Can we really run government like a business?

While there are elements of business that can be used to improve government operation, the two are fundamentally different, and we need to remember that neither can, or should, operate just like the other.

The Lansing Capitol

There’s been a lot of talk over the years about government operating more like business. This sounds good on the surface, and is usually meant to suggest that if government behaved more like a business it would be an improvement.

Government, however, is fundamentally a collaborative effort of a group of people to do things we cannot accomplish individually; to provide services that do not function well in the private sector. We use a legislative process to debate and decide which course of action to take. This leads each of us to have to compromise in some way. No one agrees entirely with all that the government does. What we hope to achieve is a government that provides a package of services that represents a fair mix for all residents. Government differs from a business because it has a mandate to serve all, not just a selected market.

One element of the business model that has served government well has been the focus on better customer service. Many governmental departments and agencies have implemented planning processes and customer service training that have  led to better service to residents when they interact with their government.

In addition, use of the business model has helped many governments at controlling costs. For many years, and especially since the Great Recession of the early 2000s, most local governments in Michigan have had to find ways to reduce services and accomplish work more efficiently because of declining revenues. While Proposal A in the early 1990s achieved some of its worthwhile goals, it also drove local property tax revenues down as property values plummeted and now prevents them from rebounding as quickly as property values have.

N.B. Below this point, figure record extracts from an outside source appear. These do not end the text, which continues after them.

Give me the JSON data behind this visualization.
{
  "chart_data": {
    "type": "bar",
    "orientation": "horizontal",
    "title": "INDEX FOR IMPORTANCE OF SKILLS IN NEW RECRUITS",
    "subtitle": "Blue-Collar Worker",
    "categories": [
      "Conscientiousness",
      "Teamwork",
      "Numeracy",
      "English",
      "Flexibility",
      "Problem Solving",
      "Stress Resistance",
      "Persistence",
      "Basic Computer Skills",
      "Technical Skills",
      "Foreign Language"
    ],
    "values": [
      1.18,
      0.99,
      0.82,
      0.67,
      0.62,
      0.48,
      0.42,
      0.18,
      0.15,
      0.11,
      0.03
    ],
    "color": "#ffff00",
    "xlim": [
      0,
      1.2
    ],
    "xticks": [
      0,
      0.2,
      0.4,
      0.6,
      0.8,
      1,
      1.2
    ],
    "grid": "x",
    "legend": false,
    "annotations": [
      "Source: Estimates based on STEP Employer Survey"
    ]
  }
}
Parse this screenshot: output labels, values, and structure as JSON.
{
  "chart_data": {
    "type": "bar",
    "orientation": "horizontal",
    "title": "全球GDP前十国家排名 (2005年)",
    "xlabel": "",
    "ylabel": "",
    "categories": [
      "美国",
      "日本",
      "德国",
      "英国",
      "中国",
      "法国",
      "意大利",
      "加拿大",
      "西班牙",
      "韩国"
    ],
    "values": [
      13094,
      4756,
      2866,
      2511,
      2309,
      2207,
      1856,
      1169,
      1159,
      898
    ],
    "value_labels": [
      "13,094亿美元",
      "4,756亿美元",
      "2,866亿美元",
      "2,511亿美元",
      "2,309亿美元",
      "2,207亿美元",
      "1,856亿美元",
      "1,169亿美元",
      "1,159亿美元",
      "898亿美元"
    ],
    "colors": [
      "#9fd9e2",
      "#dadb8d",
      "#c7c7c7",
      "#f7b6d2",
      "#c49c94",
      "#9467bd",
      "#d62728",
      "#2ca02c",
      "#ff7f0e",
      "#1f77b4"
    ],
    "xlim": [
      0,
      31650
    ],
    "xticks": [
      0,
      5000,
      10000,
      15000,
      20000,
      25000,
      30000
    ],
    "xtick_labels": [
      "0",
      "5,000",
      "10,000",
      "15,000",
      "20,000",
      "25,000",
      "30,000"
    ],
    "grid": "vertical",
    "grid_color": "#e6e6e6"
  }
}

The idea that we are just customers of government has also contributed to a significant problem. Many in our nation view government as something apart from ourselves, like a company we do business with. When we take that approach it is easier to justify not taking responsibility for any of government’s actions. Abraham Lincoln said it well: Ours is a government, “…of the people, by the people, and for the people.” It is structured to allow participation through voting, attending meetings, and speaking with our elected representatives at the local, state, and national levels. When we take the customer approach, and don’t participate, it simply doesn’t work as well. Active participation by many residents improves the quality of government, our understanding of how it should work and the purpose it serves, and our sense of ownership.

Has government in America benefited from taking lessons from business? Certainly. But a business model should never replace civic participation and understanding. Surprise a few elected officials in the coming months. Attend meetings, especially when there is not a hot local issue at stake. Learn about the issues. Listen to the experience and ideas of others. Offer your ideas and assistance. Improve government the best way citizens can: with your participation.